The UN’s COP27 climate summit kicked off Sunday in Egypt with warnings against backsliding on efforts to cut emissions and calls for rich nations to compensate poor countries after a year of extreme weather disasters.

Just in the past few months, climate-induced catastrophes have killed thousands, displaced millions and cost billions in damages across the world.
Massive floods devastated swaths of Pakistan and Nigeria, droughts worsened in Africa and the western United States, cyclones whipped the Caribbean, and unprecedented heatwaves seared three continents.
The conference in the Red Sea resort of Sharm el-Sheikh comes in a fraught year marked by Russia’s war on Ukraine, an energy crunch, soaring inflation and the lingering effects from the COVID pandemic.
But Simon Stiell, the UN’s climate change executive secretary, said he would not be a “custodian of backsliding” on the goal of slashing greenhouse emissions 45 percent by 2030 to cap global warming at 1.5 degrees Celsius above late-19th-century levels.
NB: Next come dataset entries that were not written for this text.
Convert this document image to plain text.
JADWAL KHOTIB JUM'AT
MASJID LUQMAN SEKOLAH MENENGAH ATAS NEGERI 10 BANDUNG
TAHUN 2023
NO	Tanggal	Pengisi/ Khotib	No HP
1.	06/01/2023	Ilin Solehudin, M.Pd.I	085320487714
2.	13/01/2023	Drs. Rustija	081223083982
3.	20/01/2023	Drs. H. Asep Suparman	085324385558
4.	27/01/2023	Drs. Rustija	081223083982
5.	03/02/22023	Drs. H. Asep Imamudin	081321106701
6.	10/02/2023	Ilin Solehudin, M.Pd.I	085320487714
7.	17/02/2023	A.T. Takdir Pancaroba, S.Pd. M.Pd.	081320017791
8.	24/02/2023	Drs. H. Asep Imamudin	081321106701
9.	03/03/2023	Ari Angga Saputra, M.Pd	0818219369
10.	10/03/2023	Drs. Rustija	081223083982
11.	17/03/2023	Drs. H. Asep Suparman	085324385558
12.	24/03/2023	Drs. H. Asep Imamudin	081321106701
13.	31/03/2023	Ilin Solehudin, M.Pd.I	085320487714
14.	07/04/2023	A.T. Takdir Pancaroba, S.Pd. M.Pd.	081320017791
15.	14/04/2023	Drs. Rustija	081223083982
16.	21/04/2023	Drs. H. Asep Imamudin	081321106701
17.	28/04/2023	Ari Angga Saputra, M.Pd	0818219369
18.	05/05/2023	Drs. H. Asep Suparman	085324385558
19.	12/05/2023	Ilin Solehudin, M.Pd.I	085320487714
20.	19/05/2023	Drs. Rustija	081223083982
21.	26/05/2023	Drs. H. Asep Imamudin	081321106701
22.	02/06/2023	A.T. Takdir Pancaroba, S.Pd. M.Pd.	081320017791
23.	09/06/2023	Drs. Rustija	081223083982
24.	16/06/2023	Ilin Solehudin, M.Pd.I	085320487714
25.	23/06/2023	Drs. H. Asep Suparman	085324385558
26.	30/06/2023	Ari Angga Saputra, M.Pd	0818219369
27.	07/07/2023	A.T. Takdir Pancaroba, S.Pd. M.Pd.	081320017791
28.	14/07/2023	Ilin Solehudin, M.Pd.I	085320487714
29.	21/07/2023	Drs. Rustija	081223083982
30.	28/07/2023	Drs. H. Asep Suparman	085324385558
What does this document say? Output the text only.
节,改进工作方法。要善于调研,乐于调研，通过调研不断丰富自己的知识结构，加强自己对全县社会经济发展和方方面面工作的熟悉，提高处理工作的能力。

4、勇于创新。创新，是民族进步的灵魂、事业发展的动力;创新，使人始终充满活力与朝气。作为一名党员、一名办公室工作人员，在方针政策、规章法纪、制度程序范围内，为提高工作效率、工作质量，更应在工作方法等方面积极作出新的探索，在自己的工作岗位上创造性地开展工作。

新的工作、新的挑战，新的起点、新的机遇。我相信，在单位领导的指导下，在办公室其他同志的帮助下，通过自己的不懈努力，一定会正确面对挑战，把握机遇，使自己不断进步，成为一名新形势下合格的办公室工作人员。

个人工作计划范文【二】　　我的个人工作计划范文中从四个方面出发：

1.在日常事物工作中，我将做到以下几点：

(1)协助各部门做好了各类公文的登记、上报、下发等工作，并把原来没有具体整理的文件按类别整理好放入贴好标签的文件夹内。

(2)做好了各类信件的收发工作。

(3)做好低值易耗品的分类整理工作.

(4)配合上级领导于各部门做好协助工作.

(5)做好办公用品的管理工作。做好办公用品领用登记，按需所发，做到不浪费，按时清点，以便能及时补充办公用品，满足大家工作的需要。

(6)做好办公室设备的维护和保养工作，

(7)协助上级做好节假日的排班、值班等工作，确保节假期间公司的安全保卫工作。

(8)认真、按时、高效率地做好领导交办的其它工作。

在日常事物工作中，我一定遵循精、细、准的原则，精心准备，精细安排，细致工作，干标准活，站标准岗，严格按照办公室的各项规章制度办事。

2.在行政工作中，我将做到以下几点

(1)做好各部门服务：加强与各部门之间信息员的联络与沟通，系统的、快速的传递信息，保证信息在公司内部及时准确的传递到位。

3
“We will be holding people to account, be they presidents, prime ministers, CEOs,” Stiell said as the 13-day summit opened.
“The heart of implementation is everybody everywhere in the world every single day doing everything they possibly can to address the climate crisis,” he said.
Current trends would see carbon pollution increase 10 percent by the end of the decade and Earth’s surface heat up 2.8C, according to findings unveiled last week.